Try -2 ≤ x < 4 to see a bounded interval with mixed circle types.

03

Enter any inequality from your homework to check the circle placement and shading direction before drawing it by hand.

Open the number line inequality calculator

How to Read a Number Line Graph

Reading a number line graph means converting the visual information back into an inequality or interval notation. Start with the circle type: an open circle means the symbol is strict (> or <), and a closed circle means the symbol is inclusive (≥ or ≤). Then look at the shading direction: shading to the right means greater than, shading to the left means less than.

For a bounded interval, read both circles and the region between them. A closed circle at -2 and an open circle at 5 with shading between them reads as -2 ≤ x < 5 or [-2, 5). For a union graph with two separate rays, read each ray independently and join them with OR: a ray going left from an open circle at -1 and a ray going right from a closed circle at 3 reads as x < -1 or x ≥ 3, or (-∞, -1) ∪ [3, +∞).

What you see on the graphWhat it means
Open circle ○Strict symbol: > or <
Closed circle ●Inclusive symbol: ≥ or ≤
Shading to the right →Greater than
Shading to the left ←Less than
Shading between two circlesCompound AND inequality
Two separate shaded raysCompound OR inequality

The gap in an OR graph is the region that fails both conditions

When a number line graph shows two separate rays with a gap between them, the gap represents every value that satisfies neither part of the OR inequality. For x < -1 or x ≥ 3, the gap is the region from -1 to 3. A value like x = 0 is not less than -1 and not greater than or equal to 3, so it is correctly excluded from the shaded region.

Students sometimes shade the gap instead of the outer regions, which produces the graph for a compound AND inequality rather than an OR inequality. The test is simple: pick a value in the gap and check whether it satisfies either part of the original inequality. If it does not, the gap should be unshaded.

A number line graph and interval notation describe the same set

Every number line graph has an exact interval notation equivalent, and every interval notation expression has an exact number line graph. They are two representations of the same solution set, not two different answers.

This means you can always check your interval notation by sketching the corresponding number line graph, or check your graph by writing the interval notation and verifying the bracket types match the circle types. If the graph shows a closed circle at -2 but the interval notation writes (-2, 5), the representations disagree and one of them contains an error.

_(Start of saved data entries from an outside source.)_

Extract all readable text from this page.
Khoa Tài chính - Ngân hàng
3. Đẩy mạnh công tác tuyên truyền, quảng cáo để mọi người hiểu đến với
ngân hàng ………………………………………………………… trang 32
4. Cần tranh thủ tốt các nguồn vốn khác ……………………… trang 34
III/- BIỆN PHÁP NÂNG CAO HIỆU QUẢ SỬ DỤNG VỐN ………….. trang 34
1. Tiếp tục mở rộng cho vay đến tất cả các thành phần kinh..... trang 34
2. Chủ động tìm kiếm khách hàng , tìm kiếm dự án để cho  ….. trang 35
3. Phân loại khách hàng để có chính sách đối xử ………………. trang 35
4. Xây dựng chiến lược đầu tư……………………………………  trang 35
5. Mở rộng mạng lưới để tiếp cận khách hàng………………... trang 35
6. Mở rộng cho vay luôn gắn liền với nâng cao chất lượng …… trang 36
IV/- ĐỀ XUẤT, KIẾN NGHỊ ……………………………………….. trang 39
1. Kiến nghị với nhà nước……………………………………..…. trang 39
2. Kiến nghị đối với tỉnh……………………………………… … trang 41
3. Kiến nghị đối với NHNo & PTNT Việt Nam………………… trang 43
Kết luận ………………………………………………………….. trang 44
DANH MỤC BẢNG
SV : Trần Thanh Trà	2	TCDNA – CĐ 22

Put The Rule Into Practice

Concept pages are useful only if they transfer back into actual problem solving. After reading this guide, the best next step is to practice both directions: drawing a graph from an inequality and reading an inequality from a graph. The two skills reinforce each other.

The calculator pages linked here are meant to shorten that feedback loop. You can test a new inequality, inspect the number line output, and compare the graph with the interval notation to confirm that your visual model is consistent.

After you sketch a graph, rewrite it in interval notation and check whether the bracket types match the circle types. The visual graph and the notation should describe the same set without contradiction.

Common Mistakes To Avoid

Drawing a closed circle for a strict symbol (> or <) — strict symbols always use an open circle.

Shading the middle region for an OR inequality — the middle is the gap, not the solution.

Forgetting to draw the second ray for an OR inequality and only graphing one of the two parts.

Writing interval notation with a bracket on the infinity side — infinity always uses a parenthesis.

FAQ

How do I graph x ≠ 2 on a number line?

Place an open circle at 2 and shade the entire number line on both sides — everything except the point at 2. In interval notation: (-∞, 2) ∪ (2, +∞).

What does it mean if the entire number line is shaded?

It means the inequality is true for all real numbers. This happens when the solution is all reals, written as (-∞, +∞) in interval notation.

How do I know if a compound inequality is AND or OR from the graph?

If the shading is one connected region (a segment or a single ray), it is likely an AND inequality. If the shading is two separate regions with a gap between them, it is an OR inequality.